The foundation is a unique organization that has created a partnership model to tackle our world’s biggest challenges. Our senior leadership reflects this collaborative approach, with more than 200 years of management experience in diverse fields including global logistics, international development and finance.
It’s true that some at the foundation have worked with President Clinton or Secretary Clinton at other points in their long careers. These are good people, and I am honored to count myself among them. I know from my own experience that people are drawn to positions in public service for the same reason they are drawn to nonprofits like the foundation—they want to make a difference in others’ lives. That’s what they do every day at the foundation.

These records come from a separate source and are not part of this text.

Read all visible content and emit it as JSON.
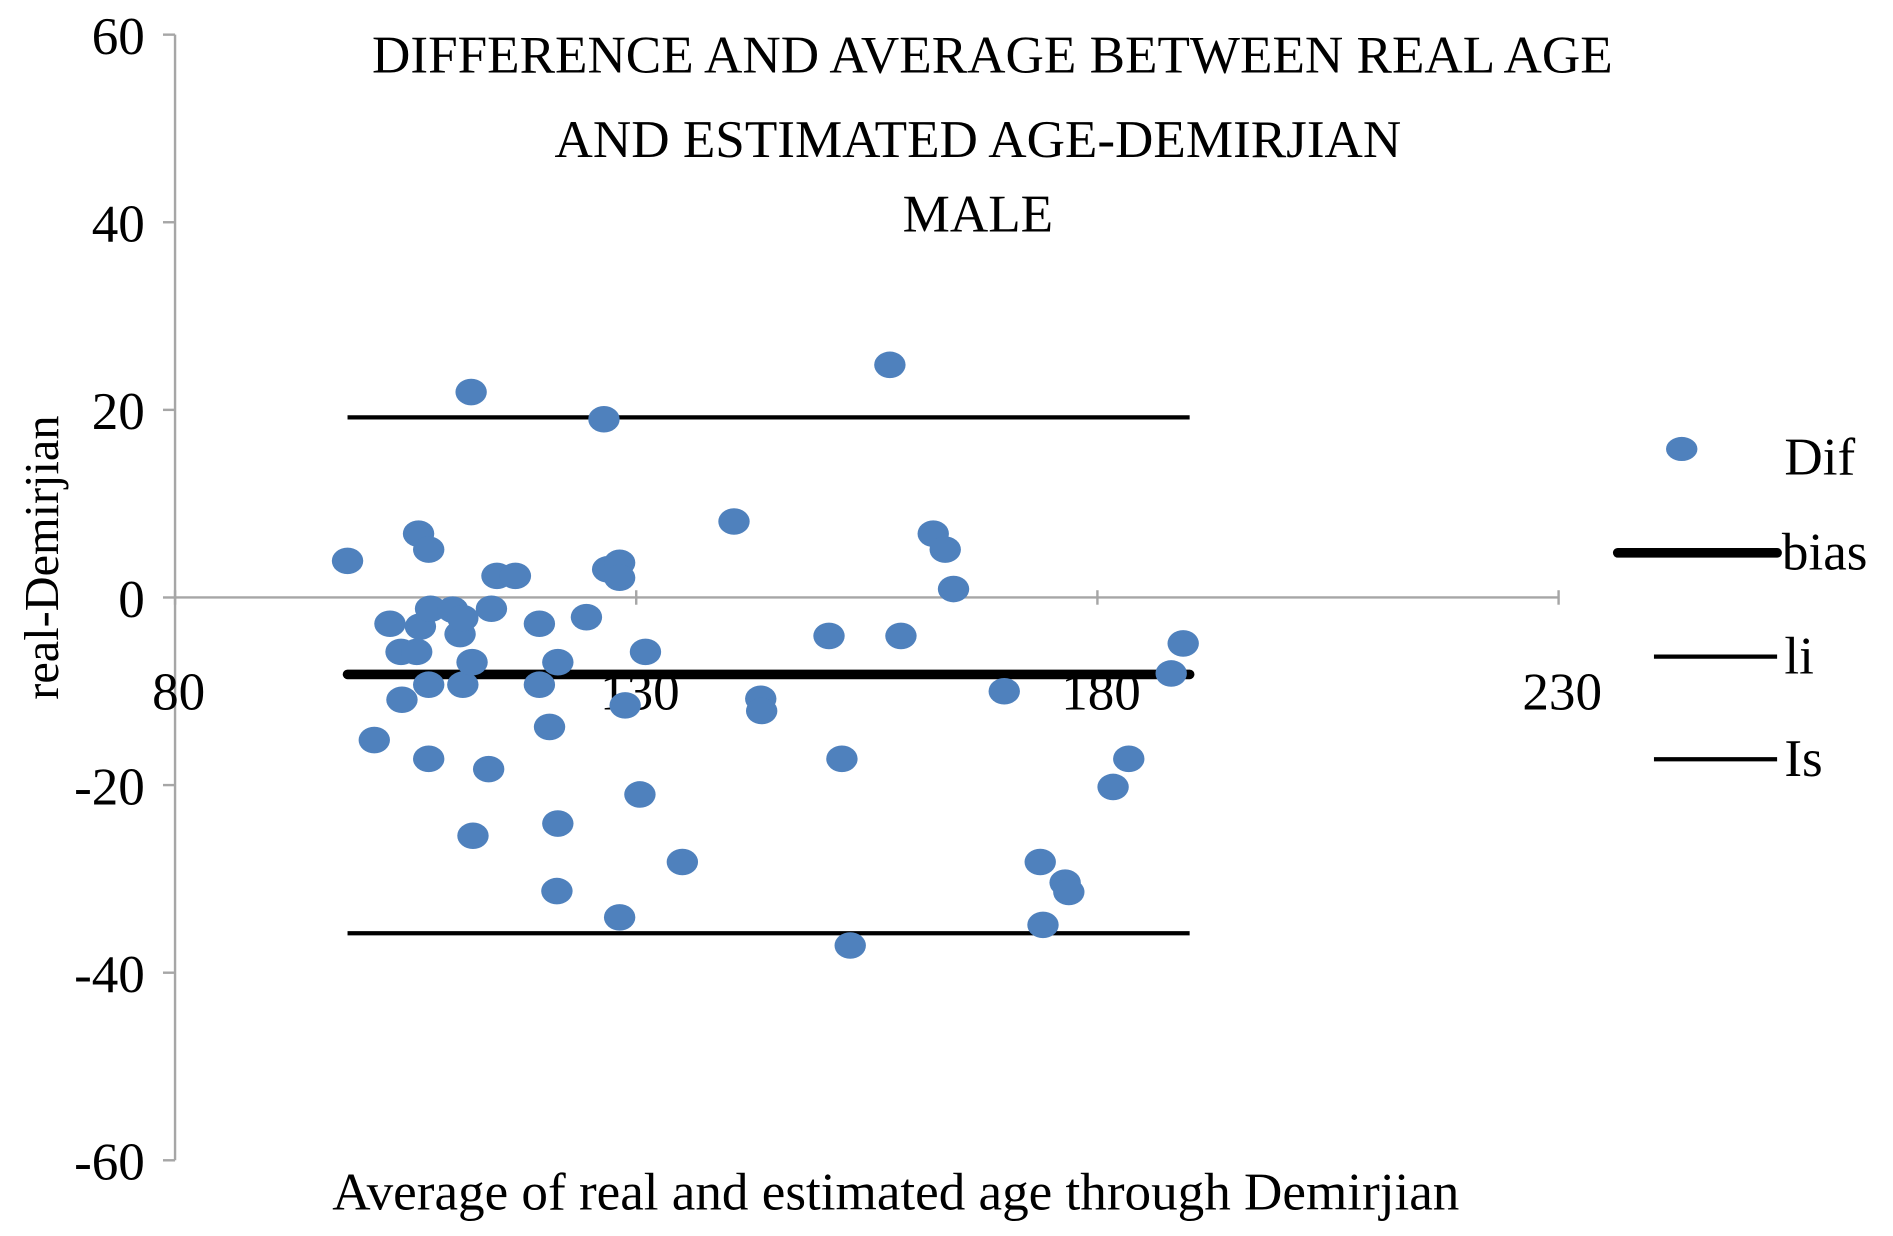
{
  "chart_data": {
    "type": "scatter",
    "title_lines": [
      "DIFFERENCE AND AVERAGE BETWEEN REAL AGE",
      "AND ESTIMATED AGE-DEMIRJIAN",
      "MALE"
    ],
    "xlabel": "Average of real and estimated age through Demirjian",
    "ylabel": "real-Demirjian",
    "xlim": [
      80,
      230
    ],
    "ylim": [
      -60,
      60
    ],
    "x_ticks": [
      80,
      130,
      180,
      230
    ],
    "y_ticks": [
      -60,
      -40,
      -20,
      0,
      20,
      40,
      60
    ],
    "grid": false,
    "legend_position": "right",
    "colors": {
      "points": "#4F81BD",
      "lines": "#000000",
      "axis": "#A6A6A6"
    },
    "series": [
      {
        "name": "Dif",
        "kind": "points",
        "points": [
          [
            98.7,
            3.9
          ],
          [
            101.6,
            -15.2
          ],
          [
            103.3,
            -2.8
          ],
          [
            104.6,
            -10.9
          ],
          [
            104.5,
            -5.8
          ],
          [
            106.2,
            -5.8
          ],
          [
            106.4,
            6.8
          ],
          [
            106.6,
            -3.1
          ],
          [
            107.5,
            5.1
          ],
          [
            107.5,
            -17.2
          ],
          [
            107.5,
            -9.3
          ],
          [
            107.7,
            -1.2
          ],
          [
            110.1,
            -1.3
          ],
          [
            110.9,
            -3.9
          ],
          [
            111.2,
            -2.2
          ],
          [
            111.2,
            -9.3
          ],
          [
            112.1,
            21.9
          ],
          [
            112.2,
            -6.9
          ],
          [
            112.3,
            -25.4
          ],
          [
            114.0,
            -18.3
          ],
          [
            114.3,
            -1.2
          ],
          [
            114.9,
            2.3
          ],
          [
            116.9,
            2.3
          ],
          [
            119.5,
            -2.8
          ],
          [
            119.5,
            -9.3
          ],
          [
            120.6,
            -13.8
          ],
          [
            121.5,
            -6.9
          ],
          [
            121.5,
            -24.1
          ],
          [
            121.4,
            -31.3
          ],
          [
            124.6,
            -2.1
          ],
          [
            126.5,
            19.0
          ],
          [
            126.9,
            3.0
          ],
          [
            128.2,
            3.7
          ],
          [
            128.2,
            2.1
          ],
          [
            128.2,
            -34.1
          ],
          [
            128.8,
            -11.5
          ],
          [
            130.4,
            -21.0
          ],
          [
            131.0,
            -5.8
          ],
          [
            135.0,
            -28.2
          ],
          [
            140.6,
            8.1
          ],
          [
            143.5,
            -10.8
          ],
          [
            143.6,
            -12.1
          ],
          [
            150.9,
            -4.1
          ],
          [
            152.3,
            -17.2
          ],
          [
            153.2,
            -37.1
          ],
          [
            157.5,
            24.8
          ],
          [
            158.7,
            -4.1
          ],
          [
            162.2,
            6.8
          ],
          [
            163.5,
            5.1
          ],
          [
            164.4,
            0.9
          ],
          [
            169.9,
            -10.0
          ],
          [
            173.8,
            -28.2
          ],
          [
            174.1,
            -34.9
          ],
          [
            176.5,
            -30.4
          ],
          [
            176.9,
            -31.4
          ],
          [
            181.7,
            -20.2
          ],
          [
            183.4,
            -17.2
          ],
          [
            188.0,
            -8.1
          ],
          [
            189.3,
            -4.9
          ]
        ]
      },
      {
        "name": "bias",
        "kind": "line",
        "y": -8.2,
        "x_range": [
          98.7,
          190
        ],
        "weight": "thick"
      },
      {
        "name": "li",
        "kind": "line",
        "y": -35.8,
        "x_range": [
          98.7,
          190
        ],
        "weight": "thin"
      },
      {
        "name": "Is",
        "kind": "line",
        "y": 19.2,
        "x_range": [
          98.7,
          190
        ],
        "weight": "thin"
      }
    ]
  }
}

To claim that we are only interested in “the occasional good deed” is demonstrably false. The foundation and its affiliates have helped 9.9 million in 70 countries access HIV/AIDS medicines; more than 16 million kids in America get healthier meals at school; and more than 85,000 farmers in Malawi, Rwanda and Tanzania increase their incomes.
Helping people is not only our full-time job—it’s a deep passion that burns within everyone who works here.